During the 1980s and 1990s, hundreds of ordinary people from all walks of life interrupted their daily roles to become makers of images that helped promote the revolution in South Africa. Sixty of these handmade posters are on display in Interruptions: Posters from the Community Arts Project Archive, an exhibition at Cape Town City Hall that is part of the Cape Town Open Design Festival taking place from August 13 to 23.
Programme director Sune Stassen says that with Design is for Change as the theme for this year's festival, "it seems fitting that these posters, which changed the course of our nation, should be displayed, and that the chosen venue be Cape Town City Hall, where Nelson Mandela gave his first public speech just hours after his release from prison in 1990".
"After his speech, Mandela took on one of the biggest and most renowned design projects to date – designing a democracy – and through his success, proved that design can indeed pave the way to change in many important areas of life,” Stassen says.
The poster project began when a small group of artists felt a moral call to start a screen-printing project at Cape Town's Community Arts Project (CAP), which launched in 1983. At CAP, anti-apartheid activists could receive training from artists in silk-screen printing, then design and anonymously print their messages on posters, T-shirts and buttons. "It addressed the desire of people who had no voice to express themselves and participate in democracy," says exhibition curator Emile Maurice.

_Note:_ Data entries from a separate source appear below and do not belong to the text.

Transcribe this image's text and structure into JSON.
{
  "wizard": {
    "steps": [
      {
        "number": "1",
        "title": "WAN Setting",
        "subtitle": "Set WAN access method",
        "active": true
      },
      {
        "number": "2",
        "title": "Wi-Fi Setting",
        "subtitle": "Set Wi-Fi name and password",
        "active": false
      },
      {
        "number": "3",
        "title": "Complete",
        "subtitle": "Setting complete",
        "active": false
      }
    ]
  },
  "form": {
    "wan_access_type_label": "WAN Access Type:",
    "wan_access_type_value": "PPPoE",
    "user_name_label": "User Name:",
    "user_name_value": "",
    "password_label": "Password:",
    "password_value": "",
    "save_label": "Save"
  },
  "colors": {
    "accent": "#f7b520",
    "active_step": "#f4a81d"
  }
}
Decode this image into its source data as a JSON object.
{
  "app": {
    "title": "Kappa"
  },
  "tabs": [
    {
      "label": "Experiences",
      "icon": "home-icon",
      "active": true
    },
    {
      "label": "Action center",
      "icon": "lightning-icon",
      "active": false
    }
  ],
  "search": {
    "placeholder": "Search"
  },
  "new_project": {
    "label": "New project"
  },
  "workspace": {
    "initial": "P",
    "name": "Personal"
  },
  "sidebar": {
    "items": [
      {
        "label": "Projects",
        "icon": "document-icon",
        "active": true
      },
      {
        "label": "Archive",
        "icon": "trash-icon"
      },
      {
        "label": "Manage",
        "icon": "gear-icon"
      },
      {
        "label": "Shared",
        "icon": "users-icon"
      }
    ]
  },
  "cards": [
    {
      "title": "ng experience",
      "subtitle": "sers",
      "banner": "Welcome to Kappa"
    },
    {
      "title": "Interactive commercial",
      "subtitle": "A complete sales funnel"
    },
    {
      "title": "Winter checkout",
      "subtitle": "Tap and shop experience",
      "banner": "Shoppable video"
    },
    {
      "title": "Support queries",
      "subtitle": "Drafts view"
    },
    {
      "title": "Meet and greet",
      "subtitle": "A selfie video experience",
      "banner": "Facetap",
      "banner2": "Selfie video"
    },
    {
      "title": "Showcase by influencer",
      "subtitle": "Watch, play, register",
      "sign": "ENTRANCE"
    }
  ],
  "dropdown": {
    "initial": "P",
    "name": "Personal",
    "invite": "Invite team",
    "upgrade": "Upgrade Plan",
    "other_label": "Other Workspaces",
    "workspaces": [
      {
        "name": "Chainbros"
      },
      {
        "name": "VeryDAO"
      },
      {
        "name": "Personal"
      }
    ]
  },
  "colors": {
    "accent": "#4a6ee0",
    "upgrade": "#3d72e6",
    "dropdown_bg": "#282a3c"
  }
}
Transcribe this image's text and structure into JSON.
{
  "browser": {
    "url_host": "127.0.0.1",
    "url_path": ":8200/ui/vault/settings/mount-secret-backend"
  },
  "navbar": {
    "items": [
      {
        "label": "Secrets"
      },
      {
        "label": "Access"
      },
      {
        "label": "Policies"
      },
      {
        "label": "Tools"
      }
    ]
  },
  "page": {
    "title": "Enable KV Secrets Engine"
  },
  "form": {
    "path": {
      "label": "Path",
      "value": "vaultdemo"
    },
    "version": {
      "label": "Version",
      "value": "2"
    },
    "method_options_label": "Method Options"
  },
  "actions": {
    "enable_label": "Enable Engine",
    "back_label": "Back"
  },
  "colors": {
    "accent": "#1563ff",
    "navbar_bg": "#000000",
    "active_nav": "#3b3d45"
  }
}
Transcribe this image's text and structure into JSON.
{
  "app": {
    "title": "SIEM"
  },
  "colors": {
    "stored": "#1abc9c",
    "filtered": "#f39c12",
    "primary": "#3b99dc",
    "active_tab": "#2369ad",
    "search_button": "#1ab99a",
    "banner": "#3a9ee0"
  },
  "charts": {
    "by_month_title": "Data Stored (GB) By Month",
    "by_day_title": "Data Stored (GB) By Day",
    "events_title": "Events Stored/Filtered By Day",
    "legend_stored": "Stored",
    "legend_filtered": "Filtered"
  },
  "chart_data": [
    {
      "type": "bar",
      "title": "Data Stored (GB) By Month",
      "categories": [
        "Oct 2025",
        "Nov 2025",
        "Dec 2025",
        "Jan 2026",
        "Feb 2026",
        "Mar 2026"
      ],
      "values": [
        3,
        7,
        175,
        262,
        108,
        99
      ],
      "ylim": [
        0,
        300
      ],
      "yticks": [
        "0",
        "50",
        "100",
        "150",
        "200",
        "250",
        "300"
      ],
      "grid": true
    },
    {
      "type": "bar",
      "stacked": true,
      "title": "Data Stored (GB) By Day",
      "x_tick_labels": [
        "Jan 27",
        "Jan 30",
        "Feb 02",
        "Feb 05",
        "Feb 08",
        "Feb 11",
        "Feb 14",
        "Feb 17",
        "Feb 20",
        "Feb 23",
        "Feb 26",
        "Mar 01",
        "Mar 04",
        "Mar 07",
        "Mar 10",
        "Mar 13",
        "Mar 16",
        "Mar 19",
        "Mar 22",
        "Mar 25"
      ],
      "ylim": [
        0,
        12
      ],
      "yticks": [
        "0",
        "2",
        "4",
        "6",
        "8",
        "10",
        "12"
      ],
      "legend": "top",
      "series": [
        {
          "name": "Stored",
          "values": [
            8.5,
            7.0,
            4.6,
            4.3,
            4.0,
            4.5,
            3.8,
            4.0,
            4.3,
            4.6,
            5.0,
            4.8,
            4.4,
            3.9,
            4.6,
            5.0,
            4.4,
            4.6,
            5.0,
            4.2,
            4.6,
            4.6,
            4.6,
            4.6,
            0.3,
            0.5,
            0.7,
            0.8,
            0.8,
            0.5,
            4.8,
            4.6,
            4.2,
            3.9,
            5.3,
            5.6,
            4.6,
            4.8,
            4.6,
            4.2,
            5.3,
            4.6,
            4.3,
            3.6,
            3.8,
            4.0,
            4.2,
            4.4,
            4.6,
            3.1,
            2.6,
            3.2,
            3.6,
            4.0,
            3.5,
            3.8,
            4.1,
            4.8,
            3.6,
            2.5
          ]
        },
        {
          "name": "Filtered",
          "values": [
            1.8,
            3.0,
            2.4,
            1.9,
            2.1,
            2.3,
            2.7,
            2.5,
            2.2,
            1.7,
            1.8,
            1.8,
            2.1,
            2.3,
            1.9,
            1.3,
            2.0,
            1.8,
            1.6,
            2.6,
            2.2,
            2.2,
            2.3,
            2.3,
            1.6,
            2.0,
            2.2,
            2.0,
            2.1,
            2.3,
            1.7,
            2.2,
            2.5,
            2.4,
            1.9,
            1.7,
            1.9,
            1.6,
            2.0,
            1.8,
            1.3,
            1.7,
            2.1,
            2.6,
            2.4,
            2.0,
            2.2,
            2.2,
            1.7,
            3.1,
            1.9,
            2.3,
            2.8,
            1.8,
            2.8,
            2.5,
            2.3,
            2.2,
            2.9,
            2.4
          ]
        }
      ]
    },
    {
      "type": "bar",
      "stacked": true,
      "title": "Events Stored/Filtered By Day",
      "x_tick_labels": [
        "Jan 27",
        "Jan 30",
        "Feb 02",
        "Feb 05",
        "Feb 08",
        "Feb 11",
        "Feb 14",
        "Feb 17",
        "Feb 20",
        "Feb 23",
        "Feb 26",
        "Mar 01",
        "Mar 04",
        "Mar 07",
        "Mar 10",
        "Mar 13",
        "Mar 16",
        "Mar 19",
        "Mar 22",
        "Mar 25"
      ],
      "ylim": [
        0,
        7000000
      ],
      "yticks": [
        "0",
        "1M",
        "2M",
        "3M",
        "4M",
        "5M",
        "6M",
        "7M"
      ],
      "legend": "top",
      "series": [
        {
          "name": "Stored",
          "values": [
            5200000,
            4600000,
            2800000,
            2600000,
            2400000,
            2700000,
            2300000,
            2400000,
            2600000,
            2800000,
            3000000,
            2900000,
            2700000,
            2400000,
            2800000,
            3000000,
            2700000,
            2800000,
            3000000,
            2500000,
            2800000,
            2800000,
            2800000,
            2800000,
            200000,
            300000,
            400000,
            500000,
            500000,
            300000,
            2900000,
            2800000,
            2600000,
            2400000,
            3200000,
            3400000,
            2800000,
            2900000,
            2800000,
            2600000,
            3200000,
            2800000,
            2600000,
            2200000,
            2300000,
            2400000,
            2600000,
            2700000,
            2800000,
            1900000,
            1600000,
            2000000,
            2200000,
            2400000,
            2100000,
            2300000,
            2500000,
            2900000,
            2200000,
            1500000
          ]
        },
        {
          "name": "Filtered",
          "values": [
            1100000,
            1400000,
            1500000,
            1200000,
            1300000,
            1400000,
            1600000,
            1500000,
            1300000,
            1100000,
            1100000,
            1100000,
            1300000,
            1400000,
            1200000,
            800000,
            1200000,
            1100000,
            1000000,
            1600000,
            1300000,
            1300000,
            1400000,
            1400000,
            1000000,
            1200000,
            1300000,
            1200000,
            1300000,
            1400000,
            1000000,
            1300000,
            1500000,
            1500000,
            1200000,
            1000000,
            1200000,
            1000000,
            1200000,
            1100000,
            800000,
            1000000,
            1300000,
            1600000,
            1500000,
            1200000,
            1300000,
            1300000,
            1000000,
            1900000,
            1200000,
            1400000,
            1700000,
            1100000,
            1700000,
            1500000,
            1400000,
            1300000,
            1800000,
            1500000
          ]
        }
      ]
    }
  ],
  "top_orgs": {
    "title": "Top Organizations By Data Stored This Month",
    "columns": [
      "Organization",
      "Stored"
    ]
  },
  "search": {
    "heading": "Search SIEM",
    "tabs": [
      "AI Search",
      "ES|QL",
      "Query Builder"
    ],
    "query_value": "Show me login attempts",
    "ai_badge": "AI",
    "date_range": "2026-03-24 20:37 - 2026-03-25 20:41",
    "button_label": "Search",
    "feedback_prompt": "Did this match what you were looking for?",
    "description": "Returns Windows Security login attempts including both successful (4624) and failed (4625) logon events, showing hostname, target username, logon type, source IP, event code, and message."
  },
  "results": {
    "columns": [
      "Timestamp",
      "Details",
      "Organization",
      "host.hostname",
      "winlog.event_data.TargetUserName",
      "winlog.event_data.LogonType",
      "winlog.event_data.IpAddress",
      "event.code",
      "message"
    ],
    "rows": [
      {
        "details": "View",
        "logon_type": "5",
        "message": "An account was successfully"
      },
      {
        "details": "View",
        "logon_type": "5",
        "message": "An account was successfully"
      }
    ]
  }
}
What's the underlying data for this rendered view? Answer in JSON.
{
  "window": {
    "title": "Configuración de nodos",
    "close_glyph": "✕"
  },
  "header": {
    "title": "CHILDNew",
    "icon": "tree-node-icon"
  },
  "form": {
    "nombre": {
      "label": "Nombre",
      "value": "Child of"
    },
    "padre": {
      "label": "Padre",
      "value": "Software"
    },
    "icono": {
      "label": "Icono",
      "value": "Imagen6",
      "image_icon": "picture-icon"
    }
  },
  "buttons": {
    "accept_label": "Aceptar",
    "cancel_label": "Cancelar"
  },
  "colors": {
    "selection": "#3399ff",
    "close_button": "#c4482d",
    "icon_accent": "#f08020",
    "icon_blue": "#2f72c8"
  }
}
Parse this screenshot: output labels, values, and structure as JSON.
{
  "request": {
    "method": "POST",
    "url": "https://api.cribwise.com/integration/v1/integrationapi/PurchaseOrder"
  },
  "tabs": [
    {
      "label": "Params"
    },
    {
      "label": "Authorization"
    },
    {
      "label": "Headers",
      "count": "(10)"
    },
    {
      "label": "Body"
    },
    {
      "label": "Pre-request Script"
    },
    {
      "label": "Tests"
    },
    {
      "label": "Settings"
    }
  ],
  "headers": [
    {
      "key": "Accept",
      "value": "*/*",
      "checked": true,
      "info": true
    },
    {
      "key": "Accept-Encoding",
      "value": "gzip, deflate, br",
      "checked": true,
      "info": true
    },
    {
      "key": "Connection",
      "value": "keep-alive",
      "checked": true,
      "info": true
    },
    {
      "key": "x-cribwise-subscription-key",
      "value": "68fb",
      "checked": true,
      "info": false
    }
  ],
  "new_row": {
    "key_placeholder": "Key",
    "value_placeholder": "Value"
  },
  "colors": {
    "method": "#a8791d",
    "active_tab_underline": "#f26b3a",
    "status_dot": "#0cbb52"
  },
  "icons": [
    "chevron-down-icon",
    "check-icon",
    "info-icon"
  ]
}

One of the CAP project's founders was Lionel Davis, an artist who majored in printmaking and had previously served seven years on Robben Island and five years under house arrest as a political prisoner. "In the beginning, there were only about four or five of us, and we had no funding, so we had to scrounge around for equipment, even going through waste heaps behind printing factories in search of ink," says Davis. "It was several years before we had proper financing, which mostly came from overseas."
"The posters, which were put up at night in communities, were a rallying call for people to meet to discuss issues like boycotts, forced removals and demands for better education. They helped keep the flame of resistance alive," says Davis.
"We had a progressive slant, but nothing was done illegally – we were completely above board. We did not advocate violence or champion banned organisations." He speculates that this is why CAP was able to stay out of trouble with the government.
CAP was not the only place in South Africa where posters were made. Johannesburg had its Screen Training Workshop but, unlike the Cape Town operation, it experienced sabotage and intimidation. Internationally, there were movements in many other countries producing posters with messages to deliver to the world about the struggle taking place in South Africa, says Maurice.